During training camp we learned that Gay had an offseason procedure to clean up some problem areas in his right heel. The procedure will hopefully leave Gay feeling better than he has in years after playing through pain caused by bursitis and bone spurs, but it will take some time for him to heal.

That said, we can probably expect for Gay to take over the Georges Niang minutes and to play some small-ball five when the matchup calls for it. We saw the Jazz use Eric Paschall in that way during the preseason a little, so that’s some indication of what to expect, but to really know we’ll have to wait and see.

Can Udoka Azubuike compete with Hassan Whiteside for reserve minutes?

Probably not.

Through the Jazz’s four preseason games it was pretty clear that Udoka Azubuike needs some more time to develop.

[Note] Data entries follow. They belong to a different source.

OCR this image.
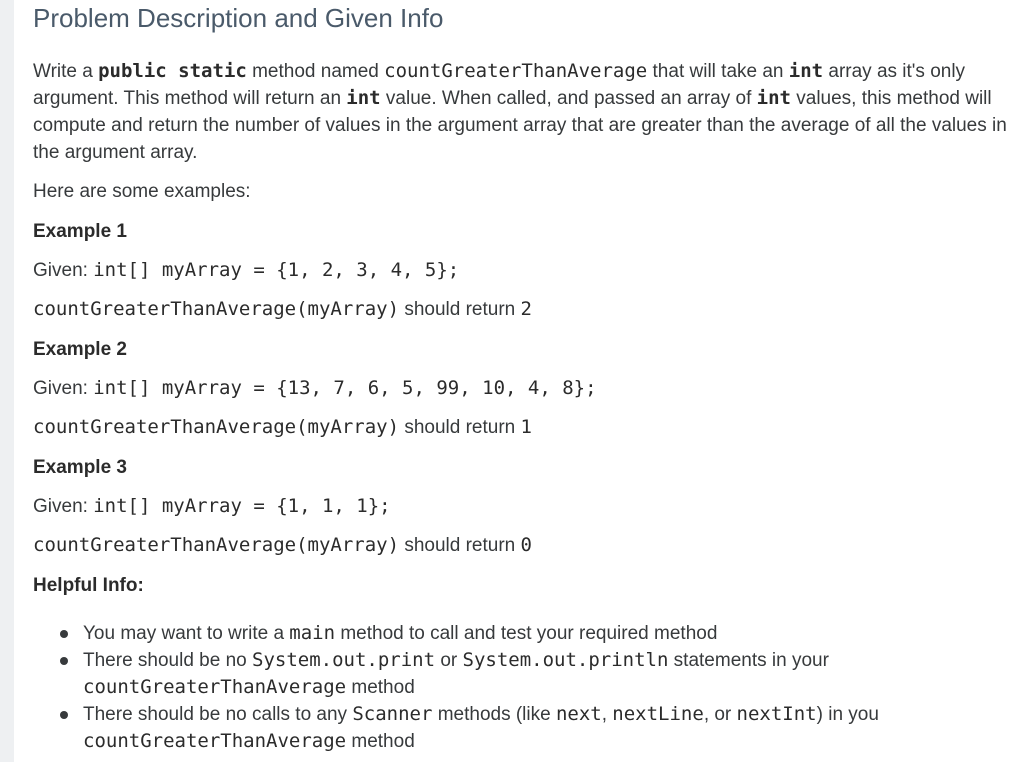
Problem Description and Given Info

Write a public static method named countGreaterThanAverage that will take an int array as it's only argument. This method will return an int value. When called, and passed an array of int values, this method will compute and return the number of values in the argument array that are greater than the average of all the values in the argument array.

Here are some examples:

Example 1

Given: int[] myArray = {1, 2, 3, 4, 5};

countGreaterThanAverage(myArray) should return 2

Example 2

Given: int[] myArray = {13, 7, 6, 5, 99, 10, 4, 8};

countGreaterThanAverage(myArray) should return 1

Example 3

Given: int[] myArray = {1, 1, 1};

countGreaterThanAverage(myArray) should return 0

Helpful Info:

You may want to write a main method to call and test your required method
There should be no System.out.print or System.out.println statements in your
countGreaterThanAverage method
There should be no calls to any Scanner methods (like next, nextLine, or nextInt) in you
countGreaterThanAverage method
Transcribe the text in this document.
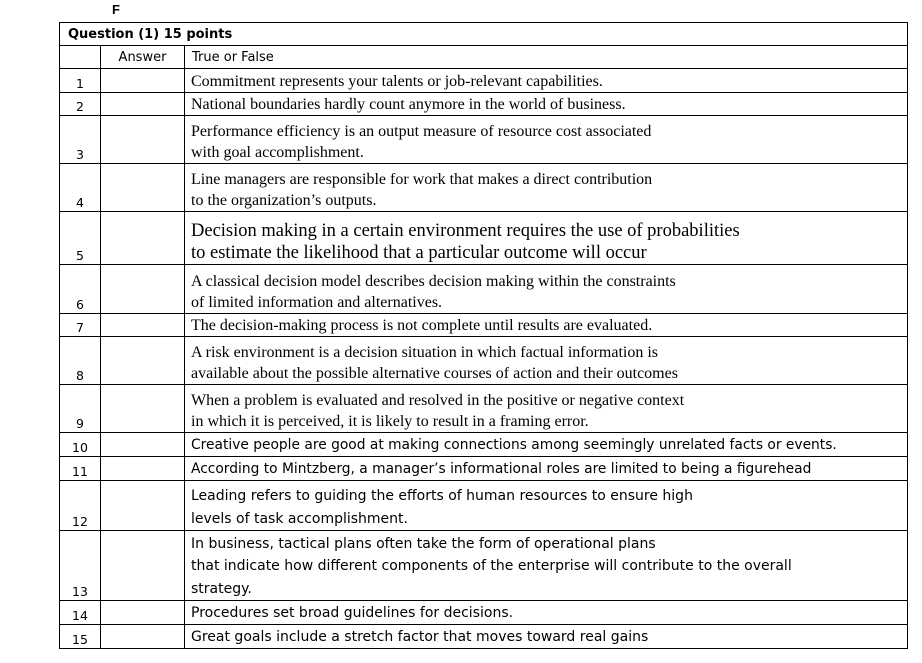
F
Question (1) 15 points		
	Answer	True or False
1		Commitment represents your talents or job-relevant capabilities.
2		National boundaries hardly count anymore in the world of business.
3		Performance efficiency is an output measure of resource cost associated
with goal accomplishment.
4		Line managers are responsible for work that makes a direct contribution
to the organization’s outputs.
5		Decision making in a certain environment requires the use of probabilities
to estimate the likelihood that a particular outcome will occur
6		A classical decision model describes decision making within the constraints
of limited information and alternatives.
7		The decision-making process is not complete until results are evaluated.
8		A risk environment is a decision situation in which factual information is
available about the possible alternative courses of action and their outcomes
9		When a problem is evaluated and resolved in the positive or negative context
in which it is perceived, it is likely to result in a framing error.
10		Creative people are good at making connections among seemingly unrelated facts or events.
11		According to Mintzberg, a manager’s informational roles are limited to being a figurehead
12		Leading refers to guiding the efforts of human resources to ensure high
levels of task accomplishment.
13		In business, tactical plans often take the form of operational plans
that indicate how different components of the enterprise will contribute to the overall
strategy.
14		Procedures set broad guidelines for decisions.
15		Great goals include a stretch factor that moves toward real gains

It’s unfortunate that he was injured through so much of last season because some game reps would really help get him up to NBA speed on understanding where he needs to be on both sides of the ball, but that’s where we are. He needs more time.

The Jazz gave their final two-way deal to Justin James. What do they see in him?

The Jazz gave their final two-way deal to Justin James, and then they took it away. The Jazz have kept their reasons for moving on from James pretty quiet, but no matter the reasons, it means the Jazz have a two-way deal up for grabs.

It seems like the Jazz might have found something they like in Malik Fitts, who joined the team while they were in Las Vegas and has had some really nice moments throughout the preseason.

The Jazz’s 2021-22 roster is going to be finalized on Monday afternoon.

Will the backup point guard rotation change this season?

The short answer is no.

The Jazz’s lead ballhandlers — Mitchell, Conley and Ingles — are going to continue with the lion’s share of playmaking duties.

Sometimes they’ll look to Jordan Clarkson to initiate some offense and sometimes when Ingles or Conley are resting the jazz will probably turn to Butler or Trent Forrest, but I wouldn’t expect any major changes.